Would the two rivals escalate their covert maneuvering into fullblown warfare that would determine who ruled Japan?
“We’re discussing the murder, Your Excellency,” Yanagisawa said in a semblance of his usual calm, suave tone.
“We’re trying to determine who committed it and how.” Lord Matsudaira matched his foe’s deliberate nonchalance.
“Ahh,” the shogun said doubtfully.
Yanagisawa said, “Perhaps the sōsakan-sama has something else to report that could shed light on the matter.”
He and Lord Matsudaira leaned toward Sano and focused expectant gazes, replete with menace, on him. Sano realized that they were too smart and cautious to proceed against each other without hearing all the facts. Each wanted Sano to say something that benefited him and hurt his enemy-or else. Now Sano saw fate hinging on his answer.
But the only possible answer was the truth. “I have nothing else to report at this time, Your Excellency,” he said.
Lord Matsudaira and Chamberlain Yanagisawa sat back: Neither wanted to voice a blatant accusation that later discoveries could disprove. Sano saw Hirata’s and the elders’ chests inflate with breaths of relief. His own breath eased from him as he envisioned two armies retreating from the battlefield. But the clash between the rivals had fueled the impetus toward war.
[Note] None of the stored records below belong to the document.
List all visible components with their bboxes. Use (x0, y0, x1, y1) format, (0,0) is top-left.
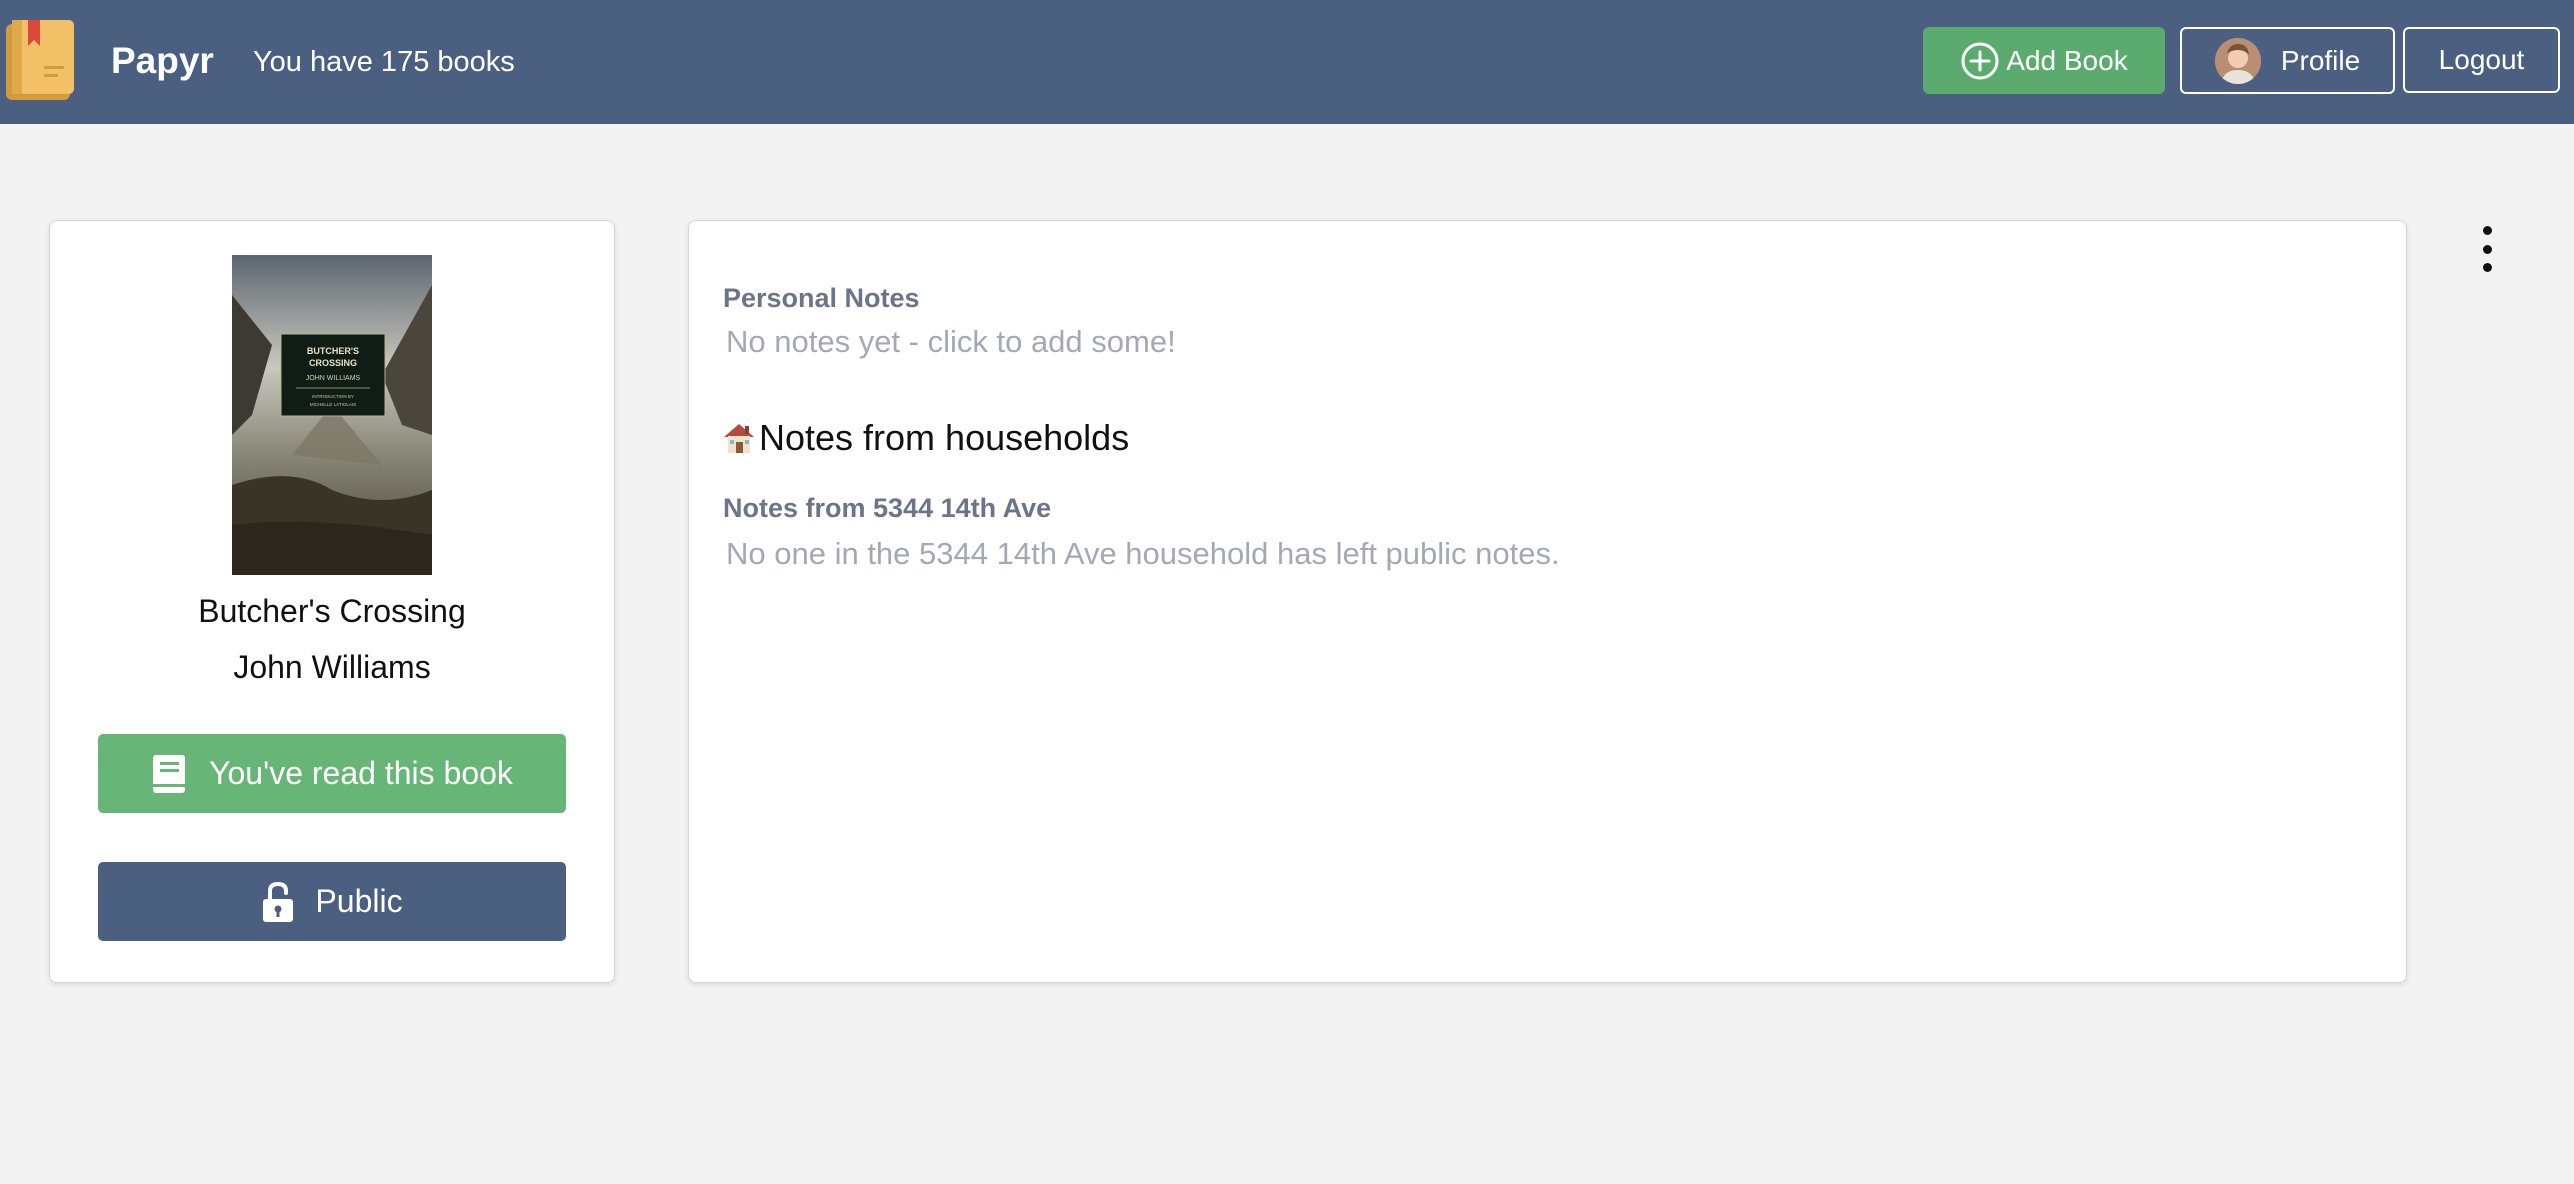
logout-button[interactable]: Logout (2403, 27, 2560, 93)
profile-button[interactable]: Profile (2180, 27, 2395, 94)
visibility-toggle-button[interactable]: Public (98, 862, 566, 941)
cover-title-line-2: CROSSING (309, 358, 357, 368)
personal-notes-label: Personal Notes (723, 283, 920, 313)
book-icon (153, 754, 186, 793)
cover-author: JOHN WILLIAMS (306, 375, 361, 382)
book-title: Butcher's Crossing (198, 593, 466, 629)
book-author: John Williams (233, 649, 431, 685)
more-options-menu[interactable] (2474, 226, 2500, 272)
personal-notes-placeholder[interactable]: No notes yet - click to add some! (726, 321, 1176, 363)
plus-circle-icon (1961, 42, 1999, 79)
notes-panel: Personal Notes No notes yet - click to a… (688, 220, 2407, 983)
house-icon (724, 424, 754, 453)
household-notes-empty-text: No one in the 5344 14th Ave household ha… (726, 536, 1560, 571)
add-book-button[interactable]: Add Book (1923, 27, 2165, 94)
profile-label: Profile (2280, 44, 2361, 76)
cover-intro-line-1: INTRODUCTION BY (312, 394, 354, 399)
cover-intro-line-2: MICHELLE LATIOLAIS (310, 402, 356, 407)
book-cover-image: BUTCHER'S CROSSING JOHN WILLIAMS INTRODU… (232, 255, 432, 575)
logout-label: Logout (2438, 44, 2525, 75)
papyr-logo[interactable] (6, 18, 76, 100)
households-heading: Notes from households (721, 414, 1129, 462)
avatar (2214, 37, 2261, 84)
read-status-button[interactable]: You've read this book (98, 734, 566, 813)
households-heading-text: Notes from households (759, 417, 1130, 458)
cover-title-line-1: BUTCHER'S (307, 346, 359, 356)
top-nav-bar: Papyr You have 175 books Add Book Profil… (0, 0, 2574, 124)
household-notes-label: Notes from 5344 14th Ave (723, 493, 1052, 523)
book-count-text: You have 175 books (253, 46, 515, 78)
book-card: BUTCHER'S CROSSING JOHN WILLIAMS INTRODU… (49, 220, 615, 983)
unlocked-padlock-icon (263, 881, 294, 922)
app-name[interactable]: Papyr (111, 38, 214, 84)
add-book-label: Add Book (2006, 44, 2128, 76)
more-vertical-icon (2482, 226, 2492, 235)
visibility-label: Public (315, 883, 403, 919)
read-status-label: You've read this book (209, 755, 513, 791)
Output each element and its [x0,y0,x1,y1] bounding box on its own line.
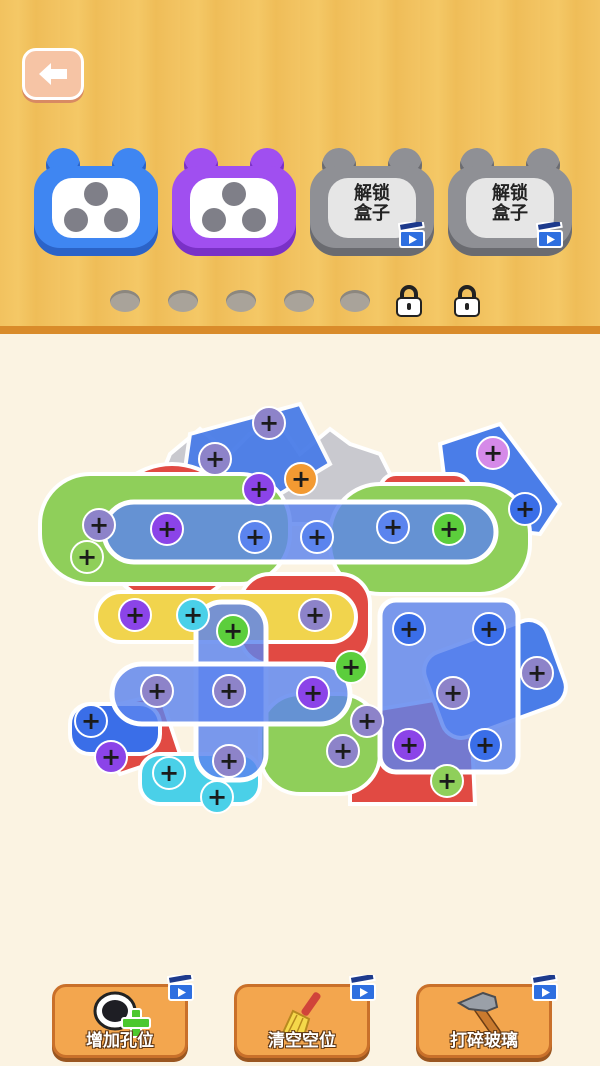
screw[interactable]: + [334,650,368,684]
video-clapper-icon [167,975,194,1001]
back-button[interactable] [22,48,84,100]
unlock-box-button[interactable]: 解锁 盒子 [448,148,572,256]
screw[interactable]: + [242,472,276,506]
screw[interactable]: + [430,764,464,798]
screw[interactable]: + [284,462,318,496]
screw[interactable]: + [476,436,510,470]
lock-icon[interactable] [392,284,426,318]
back-arrow-icon [39,63,67,85]
screw[interactable]: + [392,612,426,646]
empty-slot [340,290,370,312]
unlock-label-2: 盒子 [492,203,528,224]
screw[interactable]: + [326,734,360,768]
screw[interactable]: + [140,674,174,708]
screw[interactable]: + [298,598,332,632]
screw[interactable]: + [432,512,466,546]
screw[interactable]: + [296,676,330,710]
video-clapper-icon [536,222,563,248]
box-hole [84,182,108,206]
screw-box-blue [34,148,158,256]
empty-slot [226,290,256,312]
screw[interactable]: + [74,704,108,738]
unlock-label-1: 解锁 [354,183,390,204]
screw[interactable]: + [200,780,234,814]
screw[interactable]: + [350,704,384,738]
screw[interactable]: + [520,656,554,690]
screw-box-purple [172,148,296,256]
panel-edge [0,326,600,334]
screw[interactable]: + [70,540,104,574]
box-hole [104,208,128,232]
screw[interactable]: + [150,512,184,546]
unlock-label-2: 盒子 [354,203,390,224]
tool-label: 增加孔位 [86,1031,154,1051]
screw[interactable]: + [238,520,272,554]
add-hole-button[interactable]: 增加孔位 [52,975,194,1058]
empty-slot [284,290,314,312]
screw[interactable]: + [198,442,232,476]
box-hole [64,208,88,232]
screw[interactable]: + [300,520,334,554]
tool-label: 打碎玻璃 [450,1031,518,1051]
screw[interactable]: + [176,598,210,632]
box-hole [202,208,226,232]
tool-label: 清空空位 [268,1031,336,1051]
screw[interactable]: + [118,598,152,632]
screw[interactable]: + [472,612,506,646]
screw[interactable]: + [82,508,116,542]
break-glass-button[interactable]: 打碎玻璃 [416,975,558,1058]
unlock-label-1: 解锁 [492,183,528,204]
empty-slot [168,290,198,312]
screw[interactable]: + [152,756,186,790]
screw[interactable]: + [212,674,246,708]
screw[interactable]: + [376,510,410,544]
clear-slots-button[interactable]: 清空空位 [234,975,376,1058]
video-clapper-icon [349,975,376,1001]
puzzle-plates [38,401,568,806]
screw[interactable]: + [508,492,542,526]
video-clapper-icon [531,975,558,1001]
lock-icon[interactable] [450,284,484,318]
box-hole [222,182,246,206]
screw[interactable]: + [212,744,246,778]
empty-slot [110,290,140,312]
screw[interactable]: + [252,406,286,440]
screw[interactable]: + [468,728,502,762]
box-hole [242,208,266,232]
screw[interactable]: + [94,740,128,774]
screw[interactable]: + [392,728,426,762]
unlock-box-button[interactable]: 解锁 盒子 [310,148,434,256]
video-clapper-icon [398,222,425,248]
screw[interactable]: + [436,676,470,710]
screw[interactable]: + [216,614,250,648]
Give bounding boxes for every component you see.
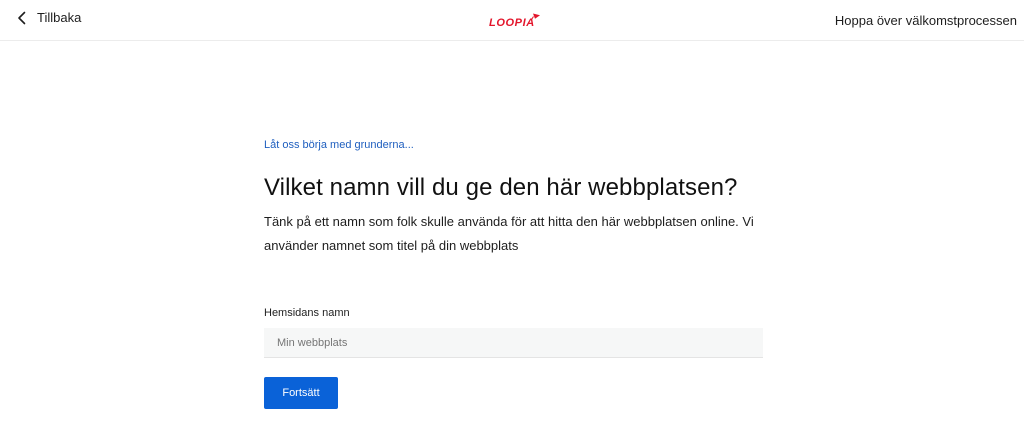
continue-button[interactable]: Fortsätt <box>264 377 338 409</box>
setup-form: Låt oss börja med grunderna... Vilket na… <box>264 138 764 409</box>
eyebrow-text: Låt oss börja med grunderna... <box>264 139 414 151</box>
back-button[interactable]: Tillbaka <box>16 10 81 25</box>
top-bar: Tillbaka LOOPIA Hoppa över välkomstproce… <box>0 0 1024 41</box>
skip-welcome-link[interactable]: Hoppa över välkomstprocessen <box>835 13 1017 28</box>
page-title: Vilket namn vill du ge den här webbplats… <box>264 174 738 201</box>
logo-text: LOOPIA <box>489 17 535 29</box>
chevron-left-icon <box>16 11 28 25</box>
description-text: Tänk på ett namn som folk skulle använda… <box>264 214 754 253</box>
site-name-input[interactable] <box>264 328 763 358</box>
back-label: Tillbaka <box>37 10 82 25</box>
loopia-logo: LOOPIA <box>488 12 544 30</box>
site-name-label: Hemsidans namn <box>264 307 350 319</box>
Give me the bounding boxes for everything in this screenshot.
“You must, ahh, fulfill Makino-san’s request to avenge his death,” the shogun told Sano.
“With your permission, I will continue my inquiries,” Sano said.
“Permission granted,” the shogun said. “Proceed without delay.”
“Your Excellency,” Chamberlain Yanagisawa said, “this is a very important investigation. Therefore, I shall supervise it and make sure that Sōsakan Sano does everything right.”
“As you wish,” the shogun said, always ready to go along with his lover.
Dismay struck Sano. He knew from experience that Yanagisawa was capable of manipulating an investigation to suit himself. With Yanagisawa at the helm, the investigation would become less a search for the truth than a weapon to incriminate and destroy Lord Matsudaira.
Awareness of this certainty flashed in Lord Matsudaira’s eyes. “The murder of a high Tokugawa official requires that a Tokugawa clan member lead the investigation. Therefore, I shall be the one to supervise, not the honorable chamberlain.”
“Very well.” The shogun yielded to the cousin that Sano knew he feared as well as admired.
Yanagisawa’s face reflected consternation. Sano himself didn’t welcome Lord Matsudaira’s oversight any more than he did Yanagisawa’s. A fight for survival could compromise the principles of the most honorable man. Goaded and threatened, Lord Matsudaira was just as capable as Yanagisawa of forsaking justice and using the investigation to persecute his enemy.